好きの海に溺れそう
「大丈夫だからほら、掴まって!」



海琉があたしの身体ごとぐいっと引き寄せて、足が地面に着いたら一緒に立ち上がった。



海琉に支えられながらなんとか邪魔にならないところまで滑るあたし…。



「ごめん…」

「いいよ、毎年のことじゃん。大丈夫? いけそう?」

「うん…」



海琉ってほんとに優しいと思う。



それからも海琉は下手くそなあたしと一緒にずっと滑ってくれた。



嫌々やってるわけじゃないのはすぐにわかって、それがまた嬉しい。



海琉を好きになる前のあたしってほんとにバカなんじゃないかと思う。



そして、こんなあたしを好きになってくれた海琉も。



大好き…。



夕方になってスノボを切り上げて、ホテルに戻った。



部屋は4つ取ってて、部屋割は親の女子部屋と男子部屋、あたしたちの女子部屋と男子部屋だ。

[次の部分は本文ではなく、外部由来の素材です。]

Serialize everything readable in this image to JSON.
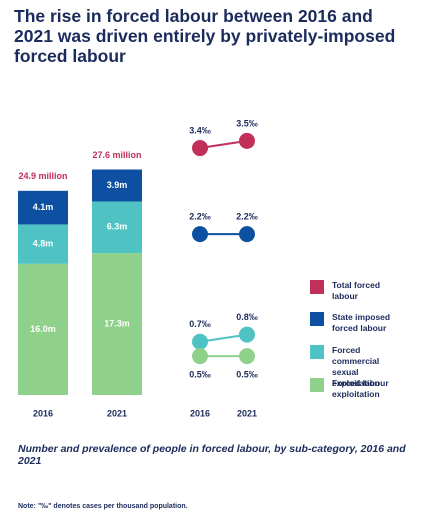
{
  "title": "The rise in forced labour between 2016 and 2021 was driven entirely by privately-imposed forced labour",
  "caption": "Number and prevalence of people in forced labour, by sub-category, 2016 and 2021",
  "note": "Note: \"‰\" denotes cases per thousand population.",
  "chart_data": [
    {
      "type": "stacked_bar",
      "categories": [
        "2016",
        "2021"
      ],
      "ylim": [
        0,
        30
      ],
      "series": [
        {
          "color": "#8fd18a",
          "values": [
            16.0,
            17.3
          ],
          "value_labels": [
            "16.0m",
            "17.3m"
          ]
        },
        {
          "color": "#4fc3c3",
          "values": [
            4.8,
            6.3
          ],
          "value_labels": [
            "4.8m",
            "6.3m"
          ]
        },
        {
          "color": "#0d4fa0",
          "values": [
            4.1,
            3.9
          ],
          "value_labels": [
            "4.1m",
            "3.9m"
          ]
        }
      ],
      "totals": {
        "values": [
          24.9,
          27.6
        ],
        "value_labels": [
          "24.9 million",
          "27.6 million"
        ],
        "color": "#c0305a"
      }
    },
    {
      "type": "line",
      "categories": [
        "2016",
        "2021"
      ],
      "ylim": [
        0,
        4
      ],
      "legend": "right",
      "series": [
        {
          "name": "Total forced labour",
          "color": "#c0305a",
          "values": [
            3.4,
            3.5
          ],
          "value_labels": [
            "3.4‰",
            "3.5‰"
          ]
        },
        {
          "name": "State imposed forced labour",
          "color": "#0d4fa0",
          "values": [
            2.2,
            2.2
          ],
          "value_labels": [
            "2.2‰",
            "2.2‰"
          ]
        },
        {
          "name": "Forced commercial sexual exploitation",
          "color": "#4fc3c3",
          "values": [
            0.7,
            0.8
          ],
          "value_labels": [
            "0.7‰",
            "0.8‰"
          ]
        },
        {
          "name": "Forced labour exploitation",
          "color": "#8fd18a",
          "values": [
            0.5,
            0.5
          ],
          "value_labels": [
            "0.5‰",
            "0.5‰"
          ]
        }
      ]
    }
  ]
}
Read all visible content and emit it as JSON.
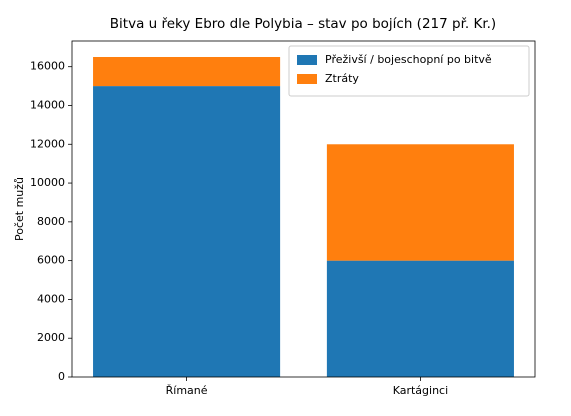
{
  "chart_data": {
    "type": "stacked_bar",
    "title": "Bitva u řeky Ebro dle Polybia – stav po bojích (217 př. Kr.)",
    "y_label": "Počet mužů",
    "categories": [
      "Římané",
      "Kartáginci"
    ],
    "series": [
      {
        "name": "Přeživší / bojeschopní po bitvě",
        "color": "#1f77b4",
        "values": [
          15000,
          6000
        ]
      },
      {
        "name": "Ztráty",
        "color": "#ff7f0e",
        "values": [
          1500,
          6000
        ]
      }
    ],
    "ylim": [
      0,
      17325
    ],
    "yticks": [
      0,
      2000,
      4000,
      6000,
      8000,
      10000,
      12000,
      14000,
      16000
    ],
    "legend": "upper right"
  }
}
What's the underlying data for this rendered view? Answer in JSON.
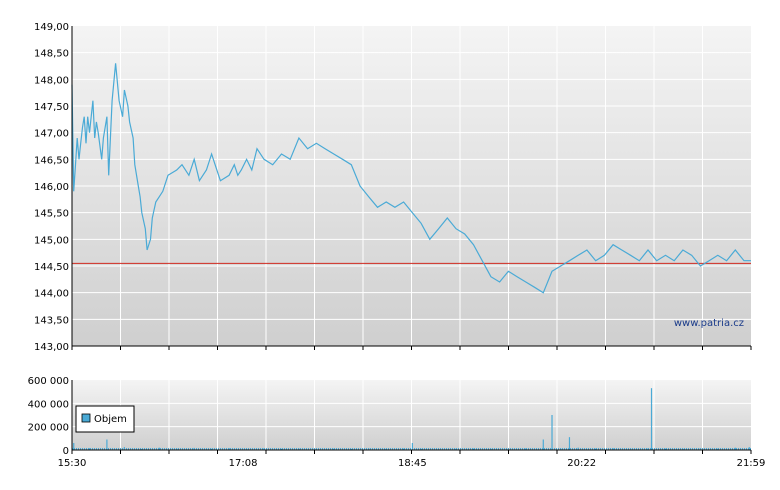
{
  "watermark": "www.patria.cz",
  "colors": {
    "price_line": "#4aaad6",
    "reference_line": "#d02a20",
    "volume_bar": "#4aaad6",
    "grid": "#ffffff",
    "panel_top": "#f4f4f4",
    "panel_bottom": "#cfcfcf",
    "axis": "#000000"
  },
  "chart_data": [
    {
      "type": "line",
      "title": "",
      "xlabel": "",
      "ylabel": "",
      "ylim": [
        143.0,
        149.0
      ],
      "y_ticks": [
        "149,00",
        "148,50",
        "148,00",
        "147,50",
        "147,00",
        "146,50",
        "146,00",
        "145,50",
        "145,00",
        "144,50",
        "144,00",
        "143,50",
        "143,00"
      ],
      "x_ticks": [
        "15:30",
        "17:08",
        "18:45",
        "20:22",
        "21:59"
      ],
      "reference_line": 144.55,
      "grid": true,
      "series": [
        {
          "x": [
            "15:30",
            "15:31",
            "15:32",
            "15:33",
            "15:34",
            "15:35",
            "15:36",
            "15:37",
            "15:38",
            "15:39",
            "15:40",
            "15:42",
            "15:43",
            "15:44",
            "15:45",
            "15:47",
            "15:48",
            "15:50",
            "15:51",
            "15:53",
            "15:55",
            "15:57",
            "15:59",
            "16:00",
            "16:02",
            "16:03",
            "16:05",
            "16:06",
            "16:08",
            "16:09",
            "16:10",
            "16:12",
            "16:13",
            "16:15",
            "16:16",
            "16:18",
            "16:20",
            "16:22",
            "16:25",
            "16:30",
            "16:33",
            "16:37",
            "16:40",
            "16:43",
            "16:47",
            "16:50",
            "16:55",
            "17:00",
            "17:03",
            "17:05",
            "17:07",
            "17:10",
            "17:13",
            "17:16",
            "17:20",
            "17:25",
            "17:30",
            "17:35",
            "17:40",
            "17:45",
            "17:50",
            "17:55",
            "18:00",
            "18:05",
            "18:10",
            "18:15",
            "18:20",
            "18:25",
            "18:30",
            "18:35",
            "18:40",
            "18:45",
            "18:50",
            "18:55",
            "19:00",
            "19:05",
            "19:10",
            "19:15",
            "19:20",
            "19:25",
            "19:30",
            "19:35",
            "19:40",
            "19:45",
            "19:50",
            "19:55",
            "20:00",
            "20:05",
            "20:10",
            "20:15",
            "20:20",
            "20:25",
            "20:30",
            "20:35",
            "20:40",
            "20:45",
            "20:50",
            "20:55",
            "21:00",
            "21:05",
            "21:10",
            "21:15",
            "21:20",
            "21:25",
            "21:30",
            "21:35",
            "21:40",
            "21:45",
            "21:50",
            "21:55",
            "21:59"
          ],
          "values": [
            147.9,
            145.9,
            146.4,
            146.9,
            146.5,
            146.8,
            147.1,
            147.3,
            146.8,
            147.3,
            147.0,
            147.6,
            146.9,
            147.2,
            147.0,
            146.5,
            146.9,
            147.3,
            146.2,
            147.6,
            148.3,
            147.6,
            147.3,
            147.8,
            147.5,
            147.2,
            146.9,
            146.4,
            146.0,
            145.8,
            145.5,
            145.2,
            144.8,
            145.0,
            145.4,
            145.7,
            145.8,
            145.9,
            146.2,
            146.3,
            146.4,
            146.2,
            146.5,
            146.1,
            146.3,
            146.6,
            146.1,
            146.2,
            146.4,
            146.2,
            146.3,
            146.5,
            146.3,
            146.7,
            146.5,
            146.4,
            146.6,
            146.5,
            146.9,
            146.7,
            146.8,
            146.7,
            146.6,
            146.5,
            146.4,
            146.0,
            145.8,
            145.6,
            145.7,
            145.6,
            145.7,
            145.5,
            145.3,
            145.0,
            145.2,
            145.4,
            145.2,
            145.1,
            144.9,
            144.6,
            144.3,
            144.2,
            144.4,
            144.3,
            144.2,
            144.1,
            144.0,
            144.4,
            144.5,
            144.6,
            144.7,
            144.8,
            144.6,
            144.7,
            144.9,
            144.8,
            144.7,
            144.6,
            144.8,
            144.6,
            144.7,
            144.6,
            144.8,
            144.7,
            144.5,
            144.6,
            144.7,
            144.6,
            144.8,
            144.6,
            144.6
          ]
        }
      ]
    },
    {
      "type": "bar",
      "title": "",
      "xlabel": "",
      "ylabel": "",
      "ylim": [
        0,
        600000
      ],
      "y_ticks": [
        "600 000",
        "400 000",
        "200 000",
        "0"
      ],
      "x_ticks": [
        "15:30",
        "17:08",
        "18:45",
        "20:22",
        "21:59"
      ],
      "grid": true,
      "legend": "top-left",
      "series": [
        {
          "name": "Objem",
          "x": [
            "15:31",
            "15:40",
            "15:50",
            "16:00",
            "16:10",
            "16:20",
            "16:30",
            "16:40",
            "16:50",
            "17:00",
            "17:10",
            "17:20",
            "17:30",
            "17:40",
            "17:50",
            "18:00",
            "18:10",
            "18:20",
            "18:30",
            "18:40",
            "18:45",
            "18:50",
            "19:00",
            "19:10",
            "19:20",
            "19:30",
            "19:40",
            "19:50",
            "20:00",
            "20:05",
            "20:10",
            "20:15",
            "20:20",
            "20:30",
            "20:40",
            "20:50",
            "21:00",
            "21:02",
            "21:10",
            "21:20",
            "21:30",
            "21:40",
            "21:50",
            "21:58"
          ],
          "values": [
            60000,
            15000,
            90000,
            25000,
            8000,
            20000,
            12000,
            18000,
            10000,
            16000,
            9000,
            14000,
            10000,
            12000,
            8000,
            11000,
            9000,
            13000,
            10000,
            12000,
            60000,
            10000,
            9000,
            11000,
            12000,
            10000,
            8000,
            14000,
            90000,
            300000,
            10000,
            110000,
            20000,
            12000,
            15000,
            10000,
            14000,
            530000,
            12000,
            10000,
            16000,
            12000,
            20000,
            25000
          ]
        }
      ]
    }
  ]
}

思春期の男子(主に悠麗)を家族部屋に泊まらせるのはかわいそうだという親の配慮。



「海琉、一緒にお風呂入ろ-」

「え、ちょ、な…なに?」



男子部屋にあたしがノックもせずに乱入したら、海琉が上の服を脱いでる途中だった。



いやん…。



悠麗はお風呂に入ってるらしく、シャワーの音が聞こえる。



「お風呂…一緒に入ろうよ…」

「な、なに言ってんの?」



明らかに動揺する海琉。



顔が赤くなる。



あんなことしといて今更顔赤くなるとか意味が分からない。



「入らないの? 一緒に!」



あたしがそう言ったら、突然後ろの開けっぱなしのドアからお父さんが入ってきた。



「おっまえ何言ってんだよアホか! 海琉も服脱いでんじゃねえ!」

「は? 小太郎には関係ないでしょ」

「親のこと呼び捨てにすんなよ!」



うるさ…。



「いいから出てってよ」

「ふざけんなよお前付き合うのは認めても一緒に風呂とかぜってー認めねえからな」

「は!? 小太郎に決められる筋合いないから!」



この不毛な親子げんかに口を挟んだのは海琉だった。